Dysregulation of histone acetylation in the APP/PS1 mouse model of Alzheimer's disease

Abstract

Epigenetic mechanisms such as post-translational histone modifications are increasingly recognized for their contribution to gene activation and silencing in the brain. Histone acetylation in particular has been shown to be important both in hippocampal long-term potentiation (LTP) and memory formation in mice. The involvement of the epigenetic modulation of memory formation has also been proposed in neuropathological models, although up to now no clear-cut connection has been demonstrated between histone modifications and the etiology of Alzheimer's disease (AD). Thus, we have undertaken preclinical studies in the APP/PS1 mouse model of AD to determine whether there are differences in histone acetylation levels during associative memory formation. After fear conditioning training, levels of hippocampal acetylated histone 4 (H4) in APP/PS1 mice were about 50% lower than in wild-type littermates. Interestingly, acute treatment with a histone deacetylase inhibitor, Trichostatin A (TSA), prior to training rescued both acetylated H4 levels and contextual freezing performance to wild-type values. Moreover, TSA rescued CA3-CA1 LTP in slices from APP/PS1 mice.

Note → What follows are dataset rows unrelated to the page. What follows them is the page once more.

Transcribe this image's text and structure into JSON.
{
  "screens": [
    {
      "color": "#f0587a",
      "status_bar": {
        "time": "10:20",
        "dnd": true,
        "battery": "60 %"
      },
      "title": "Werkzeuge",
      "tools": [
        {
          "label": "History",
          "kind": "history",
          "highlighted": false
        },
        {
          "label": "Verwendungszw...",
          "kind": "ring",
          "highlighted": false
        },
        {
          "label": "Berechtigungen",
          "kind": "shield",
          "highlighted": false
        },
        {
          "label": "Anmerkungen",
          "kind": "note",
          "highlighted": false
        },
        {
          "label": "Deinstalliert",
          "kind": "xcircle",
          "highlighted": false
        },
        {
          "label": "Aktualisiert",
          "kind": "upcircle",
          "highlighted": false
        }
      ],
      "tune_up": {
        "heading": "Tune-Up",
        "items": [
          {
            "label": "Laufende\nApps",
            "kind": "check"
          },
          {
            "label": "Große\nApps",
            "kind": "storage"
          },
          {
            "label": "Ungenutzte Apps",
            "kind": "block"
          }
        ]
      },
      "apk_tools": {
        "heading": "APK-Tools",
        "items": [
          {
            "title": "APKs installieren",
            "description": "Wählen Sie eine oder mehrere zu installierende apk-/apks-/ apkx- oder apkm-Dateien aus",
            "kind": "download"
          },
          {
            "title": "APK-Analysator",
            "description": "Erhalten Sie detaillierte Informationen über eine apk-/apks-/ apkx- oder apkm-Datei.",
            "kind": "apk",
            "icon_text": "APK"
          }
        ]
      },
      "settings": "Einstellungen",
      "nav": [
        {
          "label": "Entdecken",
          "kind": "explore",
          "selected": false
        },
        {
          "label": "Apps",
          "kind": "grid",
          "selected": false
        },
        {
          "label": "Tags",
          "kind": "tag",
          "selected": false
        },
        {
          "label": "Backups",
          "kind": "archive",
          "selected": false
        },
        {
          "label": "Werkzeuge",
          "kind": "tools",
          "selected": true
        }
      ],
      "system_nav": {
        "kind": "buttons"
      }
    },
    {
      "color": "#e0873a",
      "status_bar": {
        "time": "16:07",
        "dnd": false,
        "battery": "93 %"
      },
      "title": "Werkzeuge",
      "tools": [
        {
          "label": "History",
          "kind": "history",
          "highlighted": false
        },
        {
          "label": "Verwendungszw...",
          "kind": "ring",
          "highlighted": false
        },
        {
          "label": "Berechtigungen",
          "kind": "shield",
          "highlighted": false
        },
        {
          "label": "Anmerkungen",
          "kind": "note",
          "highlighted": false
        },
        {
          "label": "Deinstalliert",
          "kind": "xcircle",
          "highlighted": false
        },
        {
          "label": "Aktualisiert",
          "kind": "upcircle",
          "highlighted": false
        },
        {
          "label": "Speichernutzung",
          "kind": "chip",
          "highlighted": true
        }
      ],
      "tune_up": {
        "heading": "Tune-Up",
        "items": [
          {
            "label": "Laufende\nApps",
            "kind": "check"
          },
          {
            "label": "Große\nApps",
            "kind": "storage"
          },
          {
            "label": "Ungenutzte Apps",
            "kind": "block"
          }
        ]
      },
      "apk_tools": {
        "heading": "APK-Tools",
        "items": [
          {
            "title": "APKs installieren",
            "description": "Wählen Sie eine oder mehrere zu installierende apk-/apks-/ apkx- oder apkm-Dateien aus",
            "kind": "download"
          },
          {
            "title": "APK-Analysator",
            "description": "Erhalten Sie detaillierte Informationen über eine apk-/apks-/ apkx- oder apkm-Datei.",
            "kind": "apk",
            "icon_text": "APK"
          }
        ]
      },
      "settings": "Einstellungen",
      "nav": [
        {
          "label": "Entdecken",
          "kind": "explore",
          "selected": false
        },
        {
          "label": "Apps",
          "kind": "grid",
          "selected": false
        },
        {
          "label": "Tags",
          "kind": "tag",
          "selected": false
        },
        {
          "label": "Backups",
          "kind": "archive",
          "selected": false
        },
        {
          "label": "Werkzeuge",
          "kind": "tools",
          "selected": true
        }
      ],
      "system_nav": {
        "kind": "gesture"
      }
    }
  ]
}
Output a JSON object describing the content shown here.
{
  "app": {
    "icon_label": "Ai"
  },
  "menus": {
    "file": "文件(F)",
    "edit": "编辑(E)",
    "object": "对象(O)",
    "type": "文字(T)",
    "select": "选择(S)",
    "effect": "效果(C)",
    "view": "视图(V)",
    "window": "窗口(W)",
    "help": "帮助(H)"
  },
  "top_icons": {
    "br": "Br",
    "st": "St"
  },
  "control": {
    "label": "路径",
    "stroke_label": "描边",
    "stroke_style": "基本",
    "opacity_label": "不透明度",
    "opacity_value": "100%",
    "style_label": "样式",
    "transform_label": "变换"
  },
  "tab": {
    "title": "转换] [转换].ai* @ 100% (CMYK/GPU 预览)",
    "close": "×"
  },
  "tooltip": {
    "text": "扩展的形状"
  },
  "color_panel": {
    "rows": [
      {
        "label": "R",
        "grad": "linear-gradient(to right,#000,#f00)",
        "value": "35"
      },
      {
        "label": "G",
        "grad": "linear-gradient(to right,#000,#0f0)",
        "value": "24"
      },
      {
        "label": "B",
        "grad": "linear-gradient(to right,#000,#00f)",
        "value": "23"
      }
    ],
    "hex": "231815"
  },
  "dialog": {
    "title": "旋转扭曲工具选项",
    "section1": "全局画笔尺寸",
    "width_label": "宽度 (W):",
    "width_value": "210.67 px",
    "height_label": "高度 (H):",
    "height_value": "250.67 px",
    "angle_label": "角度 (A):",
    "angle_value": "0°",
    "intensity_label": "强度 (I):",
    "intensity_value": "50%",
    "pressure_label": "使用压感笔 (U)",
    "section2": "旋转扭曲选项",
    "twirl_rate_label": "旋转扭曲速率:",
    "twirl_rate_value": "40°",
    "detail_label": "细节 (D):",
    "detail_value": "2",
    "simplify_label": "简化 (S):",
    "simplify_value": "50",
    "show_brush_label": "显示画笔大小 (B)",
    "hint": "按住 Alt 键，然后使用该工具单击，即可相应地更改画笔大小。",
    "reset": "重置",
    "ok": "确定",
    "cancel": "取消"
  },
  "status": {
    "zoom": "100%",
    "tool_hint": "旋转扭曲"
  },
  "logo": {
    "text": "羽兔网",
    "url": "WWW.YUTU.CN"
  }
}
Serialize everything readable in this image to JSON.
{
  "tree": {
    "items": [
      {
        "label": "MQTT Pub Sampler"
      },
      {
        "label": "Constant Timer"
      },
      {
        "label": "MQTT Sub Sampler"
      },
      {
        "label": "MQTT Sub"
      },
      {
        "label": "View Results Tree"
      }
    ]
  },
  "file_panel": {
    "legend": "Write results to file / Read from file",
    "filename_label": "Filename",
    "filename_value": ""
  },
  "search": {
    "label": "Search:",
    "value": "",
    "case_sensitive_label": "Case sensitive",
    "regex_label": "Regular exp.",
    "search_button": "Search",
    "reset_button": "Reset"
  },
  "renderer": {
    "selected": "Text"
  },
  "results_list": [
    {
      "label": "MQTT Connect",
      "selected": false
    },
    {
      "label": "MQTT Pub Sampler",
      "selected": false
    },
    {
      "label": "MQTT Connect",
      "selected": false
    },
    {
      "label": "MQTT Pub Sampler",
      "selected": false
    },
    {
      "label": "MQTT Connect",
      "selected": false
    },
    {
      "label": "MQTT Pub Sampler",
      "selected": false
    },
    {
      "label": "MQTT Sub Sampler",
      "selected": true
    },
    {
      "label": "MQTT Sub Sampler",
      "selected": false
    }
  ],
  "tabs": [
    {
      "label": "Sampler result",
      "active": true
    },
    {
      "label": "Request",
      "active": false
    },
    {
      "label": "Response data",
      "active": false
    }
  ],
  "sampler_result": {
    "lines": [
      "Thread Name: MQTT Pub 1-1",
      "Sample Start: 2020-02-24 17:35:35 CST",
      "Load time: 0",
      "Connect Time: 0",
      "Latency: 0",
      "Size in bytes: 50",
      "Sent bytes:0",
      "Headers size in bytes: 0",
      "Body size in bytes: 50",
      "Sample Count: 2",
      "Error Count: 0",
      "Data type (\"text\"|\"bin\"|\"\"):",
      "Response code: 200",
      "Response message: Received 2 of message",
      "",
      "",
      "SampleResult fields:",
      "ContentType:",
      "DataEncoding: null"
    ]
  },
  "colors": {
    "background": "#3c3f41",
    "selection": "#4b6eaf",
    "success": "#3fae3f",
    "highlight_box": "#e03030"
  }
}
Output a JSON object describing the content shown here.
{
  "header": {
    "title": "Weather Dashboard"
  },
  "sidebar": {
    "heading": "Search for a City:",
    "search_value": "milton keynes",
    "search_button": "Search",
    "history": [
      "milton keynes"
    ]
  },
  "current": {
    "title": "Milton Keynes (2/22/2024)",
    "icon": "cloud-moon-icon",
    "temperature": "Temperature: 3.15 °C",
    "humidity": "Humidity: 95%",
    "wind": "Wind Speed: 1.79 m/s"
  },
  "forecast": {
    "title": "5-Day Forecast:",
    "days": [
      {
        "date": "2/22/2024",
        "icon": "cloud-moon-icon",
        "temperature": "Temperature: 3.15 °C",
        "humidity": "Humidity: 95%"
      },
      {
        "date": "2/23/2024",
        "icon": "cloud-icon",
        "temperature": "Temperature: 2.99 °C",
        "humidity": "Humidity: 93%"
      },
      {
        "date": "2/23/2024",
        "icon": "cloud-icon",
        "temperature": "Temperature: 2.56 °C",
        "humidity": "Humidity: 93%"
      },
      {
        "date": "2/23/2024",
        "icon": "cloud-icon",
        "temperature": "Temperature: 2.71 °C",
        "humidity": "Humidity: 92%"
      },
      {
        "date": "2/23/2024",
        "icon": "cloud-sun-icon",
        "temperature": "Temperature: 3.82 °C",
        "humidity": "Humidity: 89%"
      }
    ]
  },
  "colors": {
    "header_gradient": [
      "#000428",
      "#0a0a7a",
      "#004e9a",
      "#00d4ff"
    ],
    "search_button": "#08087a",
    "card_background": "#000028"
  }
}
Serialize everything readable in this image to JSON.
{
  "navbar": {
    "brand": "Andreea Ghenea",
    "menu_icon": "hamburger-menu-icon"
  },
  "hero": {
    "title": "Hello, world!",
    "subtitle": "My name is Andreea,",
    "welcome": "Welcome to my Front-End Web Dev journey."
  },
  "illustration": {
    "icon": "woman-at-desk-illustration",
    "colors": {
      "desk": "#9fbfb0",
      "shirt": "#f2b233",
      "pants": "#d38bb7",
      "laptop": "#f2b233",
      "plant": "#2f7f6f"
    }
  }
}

Based on this evidence, we propose the hypothesis that epigenetic mechanisms are involved in the altered synaptic function and memory associated with AD. In this respect, histone deacetylase inhibitors represent a new therapeutic target to effectively counteract disease progression.

Fig. 1.

Histone acetylation reduction in APP/PS1 mice. (A) Western blotting of protein extracts from APP/PS1 and WT mice, which were injected with vehicle and TSA 2 hours before training, and euthanized 1 hour after contextual fear conditioning. Vehicle-treated APP/PS1 animals showed a decrease in acetylated H4 levels. However, TSA-treated APP/PS1 mice showed an enhancement of H4 acetylation, reaching the same levels of acetylation as TSA-treated WT mice. Results were normalized against vehicle-treated WT mice. (B) Basal acetylation levels of H4 in APP/PS1 mice and WT littermates, which were exposed to the context without receiving an electrical shock, were similar. The data shown in (A) and (B) are presented as a ratio of acetylated-H4 to total H4.

Fig. 2.

TSA injection improves contextual fear conditioning performance in APP/PS1 mice. 3 to 4 month-old APP/PS1 and WT littermates treated with TSA or vehicle 2 hours prior to training show no difference in immediate freezing in the training chamber. However, vehicle-treated APP/PS1 mice show reduced freezing responses compared to vehicle-treated littermates when tested for contextual fear conditioning 24 hours after training. Injection of TSA two hours prior to training ameliorates the deficit in freezing responses in APP/PS1 mice after 24 hours but does not further improve freezing in WT mice.

Fig. 3.

TSA reverses CA1-LTP impairment in slices from APP/PS1 mice. (A) Summary graph showing that 30 min perfusion with TSA abrogates LTP impairment in 3–4 month old APP/PS1 mice without affecting the baseline transmission. (B) Summary graph showing that 30 min perfusion with TSA does not affect LTP and baseline transmission in WT mice. These experiments were interleaved with those of APP/PS1 mice. The horizontal bar represents TSA application. The three arrows correspond to the theta-burst stimulation.